Boot maker Dr Martens fell 29.4% as the group said it faced another tough year

Boot maker Dr Martens fell 29.4% as the group said it faced another tough year

Dr Martens shares plunged to a record low after it issued its fifth profit warning in three years.

Shares in the FTSE 250 boot maker fell 29.4 per cent as the group said it faced another tough year in the US and revealed its chief executive was stepping down. The slump put Dr Martens at an all-time low of 67p – a far cry from its 370p float price in January 2021.

After a bumpy few months, Dr Martens yesterday issued its fifth profit warning since 2021 as it grapples with rising costs and fewer orders across the Atlantic.

‘The outlook is challenging, and the whole organisation is focused on our action plan to reignite boots demand, particularly in the USA, our largest market,’ a spokesman for the firm said.

‘The nature of USA wholesale is that when customers gain confidence in the market, we will see a significant improvement in our business performance, but we are not assuming that this occurs.’

Dr Martens said its autumn and winter order book is ‘significantly down year-on-year’ and is estimated to have a £20million impact on profits, whilst cost inflation is predicted to have a £35million hit.

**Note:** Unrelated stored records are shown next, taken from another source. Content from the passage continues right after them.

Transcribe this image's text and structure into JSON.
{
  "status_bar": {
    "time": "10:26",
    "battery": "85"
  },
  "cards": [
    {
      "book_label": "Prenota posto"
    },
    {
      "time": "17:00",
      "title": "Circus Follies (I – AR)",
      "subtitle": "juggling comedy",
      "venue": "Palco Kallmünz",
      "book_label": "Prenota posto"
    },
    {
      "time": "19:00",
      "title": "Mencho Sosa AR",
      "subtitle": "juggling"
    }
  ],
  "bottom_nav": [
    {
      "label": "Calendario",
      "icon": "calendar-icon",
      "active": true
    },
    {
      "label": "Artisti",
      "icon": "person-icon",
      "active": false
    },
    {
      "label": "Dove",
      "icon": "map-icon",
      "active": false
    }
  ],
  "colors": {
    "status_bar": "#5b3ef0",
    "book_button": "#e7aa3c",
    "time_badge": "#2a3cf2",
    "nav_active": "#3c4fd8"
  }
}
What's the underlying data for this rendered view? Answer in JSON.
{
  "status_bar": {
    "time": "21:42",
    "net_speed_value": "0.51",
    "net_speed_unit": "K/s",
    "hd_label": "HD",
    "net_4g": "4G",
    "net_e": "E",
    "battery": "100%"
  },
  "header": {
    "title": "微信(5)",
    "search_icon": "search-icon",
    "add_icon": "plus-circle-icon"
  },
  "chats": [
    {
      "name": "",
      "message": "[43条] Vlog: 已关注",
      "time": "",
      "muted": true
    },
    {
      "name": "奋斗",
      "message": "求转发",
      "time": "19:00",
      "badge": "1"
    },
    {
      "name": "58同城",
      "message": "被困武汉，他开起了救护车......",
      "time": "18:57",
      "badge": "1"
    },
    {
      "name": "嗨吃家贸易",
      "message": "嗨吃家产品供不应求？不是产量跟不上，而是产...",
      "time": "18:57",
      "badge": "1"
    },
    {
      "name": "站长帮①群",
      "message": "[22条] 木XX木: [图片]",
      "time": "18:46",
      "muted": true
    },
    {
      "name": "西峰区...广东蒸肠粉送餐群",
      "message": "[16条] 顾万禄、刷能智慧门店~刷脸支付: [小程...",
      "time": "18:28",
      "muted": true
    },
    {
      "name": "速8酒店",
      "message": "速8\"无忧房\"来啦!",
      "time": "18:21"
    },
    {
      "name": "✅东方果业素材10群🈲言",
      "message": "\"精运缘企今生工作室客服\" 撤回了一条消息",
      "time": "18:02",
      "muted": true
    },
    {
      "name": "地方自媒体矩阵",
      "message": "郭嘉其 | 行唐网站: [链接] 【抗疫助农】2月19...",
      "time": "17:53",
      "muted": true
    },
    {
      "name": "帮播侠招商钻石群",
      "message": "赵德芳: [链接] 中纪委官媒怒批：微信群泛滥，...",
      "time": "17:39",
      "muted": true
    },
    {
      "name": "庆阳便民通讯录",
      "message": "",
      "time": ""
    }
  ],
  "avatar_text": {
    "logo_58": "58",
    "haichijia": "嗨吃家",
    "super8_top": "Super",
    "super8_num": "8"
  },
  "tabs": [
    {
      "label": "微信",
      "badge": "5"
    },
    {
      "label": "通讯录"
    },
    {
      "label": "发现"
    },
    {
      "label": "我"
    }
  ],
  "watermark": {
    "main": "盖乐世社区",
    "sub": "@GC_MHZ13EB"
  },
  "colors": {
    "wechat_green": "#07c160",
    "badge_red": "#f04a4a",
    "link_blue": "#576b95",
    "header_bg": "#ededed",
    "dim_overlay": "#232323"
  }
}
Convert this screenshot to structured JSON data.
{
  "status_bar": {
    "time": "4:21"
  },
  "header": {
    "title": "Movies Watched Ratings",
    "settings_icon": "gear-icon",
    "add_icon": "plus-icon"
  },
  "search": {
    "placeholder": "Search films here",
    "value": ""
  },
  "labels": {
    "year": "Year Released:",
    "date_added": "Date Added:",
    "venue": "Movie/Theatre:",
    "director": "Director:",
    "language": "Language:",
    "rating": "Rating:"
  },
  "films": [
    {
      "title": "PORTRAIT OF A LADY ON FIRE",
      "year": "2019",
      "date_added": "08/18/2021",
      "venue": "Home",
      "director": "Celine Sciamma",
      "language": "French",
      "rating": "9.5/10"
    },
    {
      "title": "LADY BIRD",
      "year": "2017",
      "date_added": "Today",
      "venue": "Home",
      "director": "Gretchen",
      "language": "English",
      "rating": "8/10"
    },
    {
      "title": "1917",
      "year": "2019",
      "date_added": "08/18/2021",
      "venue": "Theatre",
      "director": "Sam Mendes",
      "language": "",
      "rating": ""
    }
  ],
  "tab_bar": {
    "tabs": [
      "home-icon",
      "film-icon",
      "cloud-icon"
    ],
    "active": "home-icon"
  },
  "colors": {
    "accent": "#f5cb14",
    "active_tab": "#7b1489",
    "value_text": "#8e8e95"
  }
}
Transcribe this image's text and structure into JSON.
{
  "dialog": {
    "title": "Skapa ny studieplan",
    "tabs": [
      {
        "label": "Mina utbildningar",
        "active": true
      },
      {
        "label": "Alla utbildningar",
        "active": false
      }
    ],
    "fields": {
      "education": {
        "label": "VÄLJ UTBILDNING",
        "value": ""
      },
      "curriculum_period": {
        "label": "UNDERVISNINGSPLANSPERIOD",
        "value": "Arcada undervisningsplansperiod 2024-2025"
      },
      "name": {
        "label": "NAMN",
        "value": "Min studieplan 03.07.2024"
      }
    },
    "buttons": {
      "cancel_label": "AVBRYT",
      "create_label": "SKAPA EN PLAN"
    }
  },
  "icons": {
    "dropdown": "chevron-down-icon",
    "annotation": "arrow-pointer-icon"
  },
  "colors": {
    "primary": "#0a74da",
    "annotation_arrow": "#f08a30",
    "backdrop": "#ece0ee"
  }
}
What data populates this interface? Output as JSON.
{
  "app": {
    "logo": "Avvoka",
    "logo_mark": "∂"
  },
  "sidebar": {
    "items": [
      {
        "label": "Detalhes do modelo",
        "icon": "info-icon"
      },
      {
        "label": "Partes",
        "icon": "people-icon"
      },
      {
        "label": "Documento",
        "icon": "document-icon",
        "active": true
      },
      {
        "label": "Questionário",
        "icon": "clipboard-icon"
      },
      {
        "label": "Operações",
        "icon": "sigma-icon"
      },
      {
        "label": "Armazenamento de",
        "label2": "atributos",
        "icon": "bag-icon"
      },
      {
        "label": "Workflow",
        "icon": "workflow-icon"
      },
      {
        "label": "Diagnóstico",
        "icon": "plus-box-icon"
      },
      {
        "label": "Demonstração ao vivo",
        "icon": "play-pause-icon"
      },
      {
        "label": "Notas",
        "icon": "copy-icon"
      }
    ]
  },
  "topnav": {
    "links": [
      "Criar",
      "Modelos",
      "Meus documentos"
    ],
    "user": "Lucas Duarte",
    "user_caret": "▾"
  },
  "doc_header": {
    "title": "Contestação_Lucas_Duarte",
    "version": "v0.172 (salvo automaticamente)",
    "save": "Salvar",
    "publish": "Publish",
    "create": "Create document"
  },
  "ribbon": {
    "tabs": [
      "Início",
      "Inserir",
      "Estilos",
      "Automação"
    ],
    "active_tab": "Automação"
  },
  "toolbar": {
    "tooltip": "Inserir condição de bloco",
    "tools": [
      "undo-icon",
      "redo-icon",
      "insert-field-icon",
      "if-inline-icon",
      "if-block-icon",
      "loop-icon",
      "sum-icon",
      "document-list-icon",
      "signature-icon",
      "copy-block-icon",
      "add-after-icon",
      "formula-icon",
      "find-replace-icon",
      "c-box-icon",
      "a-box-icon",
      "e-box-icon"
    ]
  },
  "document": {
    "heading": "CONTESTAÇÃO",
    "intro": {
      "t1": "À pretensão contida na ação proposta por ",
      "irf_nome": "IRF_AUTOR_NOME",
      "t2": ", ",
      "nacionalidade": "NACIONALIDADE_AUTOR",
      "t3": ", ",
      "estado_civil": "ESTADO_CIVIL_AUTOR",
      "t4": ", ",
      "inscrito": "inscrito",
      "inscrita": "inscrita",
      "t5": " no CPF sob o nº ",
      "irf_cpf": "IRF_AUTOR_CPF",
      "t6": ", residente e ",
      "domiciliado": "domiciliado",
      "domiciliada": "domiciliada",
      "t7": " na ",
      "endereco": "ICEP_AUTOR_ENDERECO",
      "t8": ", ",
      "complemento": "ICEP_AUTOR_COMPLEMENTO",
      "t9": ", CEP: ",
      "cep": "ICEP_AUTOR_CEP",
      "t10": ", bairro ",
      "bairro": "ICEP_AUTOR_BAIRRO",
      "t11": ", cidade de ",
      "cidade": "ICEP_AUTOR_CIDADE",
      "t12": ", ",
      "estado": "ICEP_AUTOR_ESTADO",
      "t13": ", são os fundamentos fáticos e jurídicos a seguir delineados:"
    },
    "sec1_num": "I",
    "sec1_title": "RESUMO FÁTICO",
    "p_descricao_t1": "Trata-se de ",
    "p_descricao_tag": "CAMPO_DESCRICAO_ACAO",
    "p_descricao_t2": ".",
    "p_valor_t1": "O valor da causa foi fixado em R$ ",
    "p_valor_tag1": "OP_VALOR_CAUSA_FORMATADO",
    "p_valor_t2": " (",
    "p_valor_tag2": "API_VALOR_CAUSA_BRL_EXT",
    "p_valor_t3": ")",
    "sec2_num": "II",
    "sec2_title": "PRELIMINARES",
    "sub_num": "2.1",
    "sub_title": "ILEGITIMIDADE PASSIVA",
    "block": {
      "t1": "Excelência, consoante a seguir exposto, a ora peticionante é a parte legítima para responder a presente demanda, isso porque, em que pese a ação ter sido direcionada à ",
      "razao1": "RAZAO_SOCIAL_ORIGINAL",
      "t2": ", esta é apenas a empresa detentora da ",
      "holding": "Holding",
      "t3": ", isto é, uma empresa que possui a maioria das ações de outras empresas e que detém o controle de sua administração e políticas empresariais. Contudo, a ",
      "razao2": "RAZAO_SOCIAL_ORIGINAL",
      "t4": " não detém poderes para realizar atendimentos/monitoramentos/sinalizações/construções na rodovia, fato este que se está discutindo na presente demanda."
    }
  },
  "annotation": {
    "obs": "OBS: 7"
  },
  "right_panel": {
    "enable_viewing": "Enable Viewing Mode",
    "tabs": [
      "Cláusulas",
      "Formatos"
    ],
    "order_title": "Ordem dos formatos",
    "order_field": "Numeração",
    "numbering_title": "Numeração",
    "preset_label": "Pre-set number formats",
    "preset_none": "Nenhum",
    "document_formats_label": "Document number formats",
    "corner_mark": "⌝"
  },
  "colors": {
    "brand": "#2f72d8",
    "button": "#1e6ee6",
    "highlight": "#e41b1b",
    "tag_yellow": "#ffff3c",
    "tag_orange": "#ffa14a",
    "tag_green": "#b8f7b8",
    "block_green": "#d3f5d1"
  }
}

Analysts at Peel Hunt said while the profit warning was not a surprise, it was ‘much worse’ than expected. 

And Susannah Streeter, head of money and markets at Hargreaves Lansdown, said: ‘The US had been seen as the key market for growth for the company, but instead of being a golden cash cow, it’s been looking like a cash hog, with supply chain snarl ups, operational problems, rising costs and plummeting demand.

‘While Dr Martens will always remain a British iconic fashion force, it’s clear that stomping into new fashion ground overseas is far from easy.’

Separately, boss Kenny Wilson will step down before the end of the financial year. He said ‘the time is right’ to hang up his boots. He will be replaced by chief brand officer Ije Nwokorie.